Your observations of the neighbors' choices of vapid home aesthetics is but a sample of the consistency of the human condition. People lived like that 70 years ago. Moreover, there is a testimony of a then-child of a worker who got to move from the shantytown into the houses, and she said the exact same thing you just wrote: emphasis on the drunk stumbling into the neighbor's house unawares.

And as for HOA fascists ... whoops, that's redundant.

Jeff Calabrese

Only Moms Can Fully Understand Abortion

I am a Democrat, a woman and a mother. It is simply not possible for a woman who has not experienced motherhood to understand the gravity and consequences of abortion.

I support women's rights, but most women don't appreciate or earn them. Some ignore birth control, wait months and months and months into a pregnancy, and then still believe they are entitled to reproductive control of their bodies. It's a shame they don't take responsibility for (or desire that control) BEFORE a child is conceived. Instead of thinking about what they will be losing in life WITH their child, I would encourage women to consider what they will be losing in life WITHOUT their child. They also should consider what the world will be losing without the joy, innocence and future contributions of their child.

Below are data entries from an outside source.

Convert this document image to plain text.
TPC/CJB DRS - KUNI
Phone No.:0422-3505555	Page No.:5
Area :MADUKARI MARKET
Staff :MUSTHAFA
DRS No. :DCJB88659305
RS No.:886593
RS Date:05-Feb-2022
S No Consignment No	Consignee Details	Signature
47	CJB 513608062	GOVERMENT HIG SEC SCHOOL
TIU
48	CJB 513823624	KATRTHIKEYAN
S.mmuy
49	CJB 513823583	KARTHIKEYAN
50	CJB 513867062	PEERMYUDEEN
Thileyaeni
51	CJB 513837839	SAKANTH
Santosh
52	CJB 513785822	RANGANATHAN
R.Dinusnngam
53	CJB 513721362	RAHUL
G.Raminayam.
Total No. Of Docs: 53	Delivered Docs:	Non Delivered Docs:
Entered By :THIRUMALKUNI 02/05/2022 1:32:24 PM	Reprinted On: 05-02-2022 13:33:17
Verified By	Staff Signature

And just to piss off a few more people: It is hypocritical to try to deny women both choice AND welfare. Though many will say that there are many people who would wish to adopt that unborn child, I would remind them that there are already more children in the world waiting to be adopted than there are families willing to adopt them.

Lisa Theis

In Defense of ... the 'Village' People?

I just wanted to say, I saw The Village three times last week ("Unwatchable," Cinema, Aug. 5). At least 80 percent of each crowd physically recoiled, or jumped in their seat on more than one occasion during the film. I thought it was refreshing not to have 33 images a second of digital masturbation to fill half a movie.

Let's face it: What movie isn't predictable these days? And how hard is it to write a screenplay with no cursin' that doesn't involve a superhero in these troubled times? Give M. one more chance, if not for you, for the village people.